O deputado Eduardo Culpa, que vinha calado e sem dar quaisquer declarações à imprensa sobre o confisco de suas contas por parte da Justiça Suíça, reuniu por conta própria a imprensa. Em coletiva, ele disse:

"A presidenta também é uma das pessoas contra as quais travei uma "Cruzada". Não podemos permitir que esta senhora e seu partido que está destruindo a Moral & os Bons Costumes travem uma batalha contra a nossa corrupção e saiam ilesos. O foco deve ser neles. Somente neles."

O PEC-BC "precisa ser aprovado em regime de urgência, para que eu consiga, juntamente com os meus irmões (sic), permanecermos no poder sem precisar dar nenhuma explicação à sociedade, que com fé em Robin Hood, não baterá uma única panela para esses pobres líderes tradicionais e conservadores".

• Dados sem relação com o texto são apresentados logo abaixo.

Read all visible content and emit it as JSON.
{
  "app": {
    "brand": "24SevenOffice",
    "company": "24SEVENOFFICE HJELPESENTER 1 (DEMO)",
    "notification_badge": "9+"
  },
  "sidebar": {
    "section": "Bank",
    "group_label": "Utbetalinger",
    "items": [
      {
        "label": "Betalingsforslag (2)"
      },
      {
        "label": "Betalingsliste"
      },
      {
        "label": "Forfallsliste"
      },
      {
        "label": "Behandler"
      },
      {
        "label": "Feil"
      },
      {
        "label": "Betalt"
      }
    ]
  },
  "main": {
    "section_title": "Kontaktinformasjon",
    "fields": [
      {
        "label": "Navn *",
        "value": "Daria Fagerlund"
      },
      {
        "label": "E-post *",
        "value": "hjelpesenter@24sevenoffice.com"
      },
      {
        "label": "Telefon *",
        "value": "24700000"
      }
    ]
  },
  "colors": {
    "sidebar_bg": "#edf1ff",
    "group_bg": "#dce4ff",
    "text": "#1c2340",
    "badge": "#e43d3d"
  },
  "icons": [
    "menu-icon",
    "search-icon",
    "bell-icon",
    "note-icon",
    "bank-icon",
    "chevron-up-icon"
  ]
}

O deputado Marcu Feliz (PSCores) está estudando a possibilidade de aglutinar uma emenda à PECB, que "retire do benefício da anistia, qualquer líder gayzista, negro, umbandista, comunista, petralha, esquerdopata e de setores progressistas, pois estes grupos amaldiçoados não merecem perdão nenhum", afirma.

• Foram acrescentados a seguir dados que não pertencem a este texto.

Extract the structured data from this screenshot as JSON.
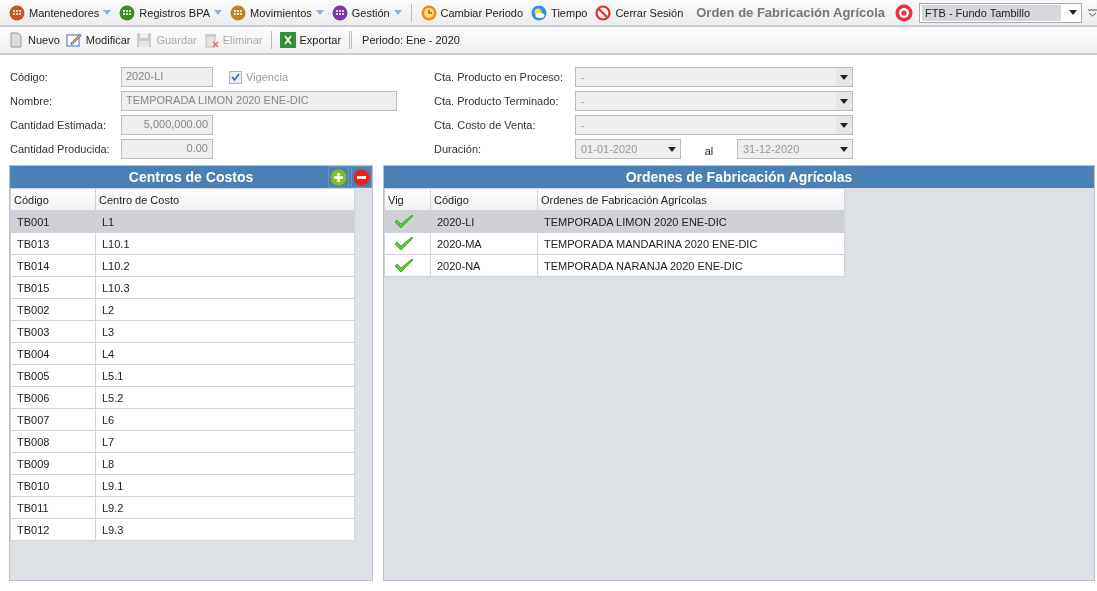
{
  "menubar": {
    "items": [
      {
        "kind": "menu",
        "label": "Mantenedores",
        "color": "#c8532c"
      },
      {
        "kind": "menu",
        "label": "Registros BPA",
        "color": "#3f8a2a"
      },
      {
        "kind": "menu",
        "label": "Movimientos",
        "color": "#b8862a"
      },
      {
        "kind": "menu",
        "label": "Gestión",
        "color": "#7b36a8"
      },
      {
        "kind": "action",
        "label": "Cambiar Periodo"
      },
      {
        "kind": "action",
        "label": "Tiempo"
      },
      {
        "kind": "action",
        "label": "Cerrar Sesión"
      }
    ],
    "title": "Orden de Fabricación Agrícola",
    "company": {
      "value": "FTB - Fundo Tambillo"
    }
  },
  "toolbar": {
    "items": [
      {
        "label": "Nuevo",
        "disabled": false
      },
      {
        "label": "Modificar",
        "disabled": false
      },
      {
        "label": "Guardar",
        "disabled": true
      },
      {
        "label": "Eliminar",
        "disabled": true
      },
      {
        "label": "Exportar",
        "disabled": false
      }
    ],
    "period": "Periodo: Ene - 2020"
  },
  "form": {
    "left": [
      {
        "label": "Código:",
        "value": "2020-LI",
        "kind": "code",
        "disabled": true,
        "checkbox": {
          "label": "Vigencia",
          "checked": true
        }
      },
      {
        "label": "Nombre:",
        "value": "TEMPORADA LIMON 2020 ENE-DIC",
        "kind": "wide",
        "disabled": true
      },
      {
        "label": "Cantidad Estimada:",
        "value": "5,000,000.00",
        "kind": "number",
        "disabled": true
      },
      {
        "label": "Cantidad Producida:",
        "value": "0.00",
        "kind": "number",
        "disabled": true
      }
    ],
    "right": [
      {
        "label": "Cta. Producto en Proceso:",
        "kind": "combo",
        "value": "-"
      },
      {
        "label": "Cta. Producto Terminado:",
        "kind": "combo",
        "value": "-"
      },
      {
        "label": "Cta. Costo de Venta:",
        "kind": "combo",
        "value": "-"
      },
      {
        "label": "Duración:",
        "kind": "range",
        "from": "01-01-2020",
        "separator": "al",
        "to": "31-12-2020"
      }
    ]
  },
  "cost_centers": {
    "title": "Centros de Costos",
    "columns": [
      "Código",
      "Centro de Costo"
    ],
    "rows": [
      {
        "code": "TB001",
        "name": "L1",
        "selected": true
      },
      {
        "code": "TB013",
        "name": "L10.1",
        "selected": false
      },
      {
        "code": "TB014",
        "name": "L10.2",
        "selected": false
      },
      {
        "code": "TB015",
        "name": "L10.3",
        "selected": false
      },
      {
        "code": "TB002",
        "name": "L2",
        "selected": false
      },
      {
        "code": "TB003",
        "name": "L3",
        "selected": false
      },
      {
        "code": "TB004",
        "name": "L4",
        "selected": false
      },
      {
        "code": "TB005",
        "name": "L5.1",
        "selected": false
      },
      {
        "code": "TB006",
        "name": "L5.2",
        "selected": false
      },
      {
        "code": "TB007",
        "name": "L6",
        "selected": false
      },
      {
        "code": "TB008",
        "name": "L7",
        "selected": false
      },
      {
        "code": "TB009",
        "name": "L8",
        "selected": false
      },
      {
        "code": "TB010",
        "name": "L9.1",
        "selected": false
      },
      {
        "code": "TB011",
        "name": "L9.2",
        "selected": false
      },
      {
        "code": "TB012",
        "name": "L9.3",
        "selected": false
      }
    ]
  },
  "orders": {
    "title": "Ordenes de Fabricación Agrícolas",
    "columns": [
      "Vig",
      "Código",
      "Ordenes de Fabricación Agrícolas"
    ],
    "rows": [
      {
        "vig": true,
        "code": "2020-LI",
        "name": "TEMPORADA LIMON 2020 ENE-DIC",
        "selected": true
      },
      {
        "vig": true,
        "code": "2020-MA",
        "name": "TEMPORADA MANDARINA 2020 ENE-DIC",
        "selected": false
      },
      {
        "vig": true,
        "code": "2020-NA",
        "name": "TEMPORADA NARANJA 2020 ENE-DIC",
        "selected": false
      }
    ]
  }
}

Quem não está nem um pouco empolgado com a grande adesão dessa medida é o deputado Gilvan Wyllyans (PLua).

O parlamentar, que acaba de ser eleito pelo Congresso em Lentes Super-Macro como o melhor deputado do País, afirma que "ou a população começa a bater panelas como vem fazendo para a presidenta ou em breve uma Reforma Constitucional ganhará força nas mãos desses setores conservadores, que vêm acumulando uma vitória atrás da outra no Congresso, destruindo a família não-tradicional (que não será mais reconhecida como família em breve, será apenas um grupo marginalizado, segundo o Estatuto da Família)."

Durante a coletiva na qual todos estes depoimentos foram colhidos, a deputada Maria das Coroas de Flores (PTralha) tentou falar para os jornalistas presentes que Eduardo Culpa é um parlamentar "muito esperto" e sabe muito bem os caminhos e brechas no Regimento da Casa de Leis, e que essa medida tem tudo para vingar, no calar da noite, mas foi brutalmente interrompida pelo também deputado Bolsonaldo (PGuns), que disse:

"Fique calada, Excelentíssima Senhora, ou iremos articular um projeto que determine que mulheres como você não mereçam ser estupradas, somente alguns outros tipinhos, e outro projeto que obrigue as mulheres estupradas a terem o filho ou filha, fruto desse estupro e ainda não ganharem o reconhecimento de Família Base da Sociedade."

Esta crônica, felizmente, ainda não é baseada em fatos reais e todos os nomes citados não são inspirados em nenhuma pessoa real. Qualquer semelhança é mera coincidência.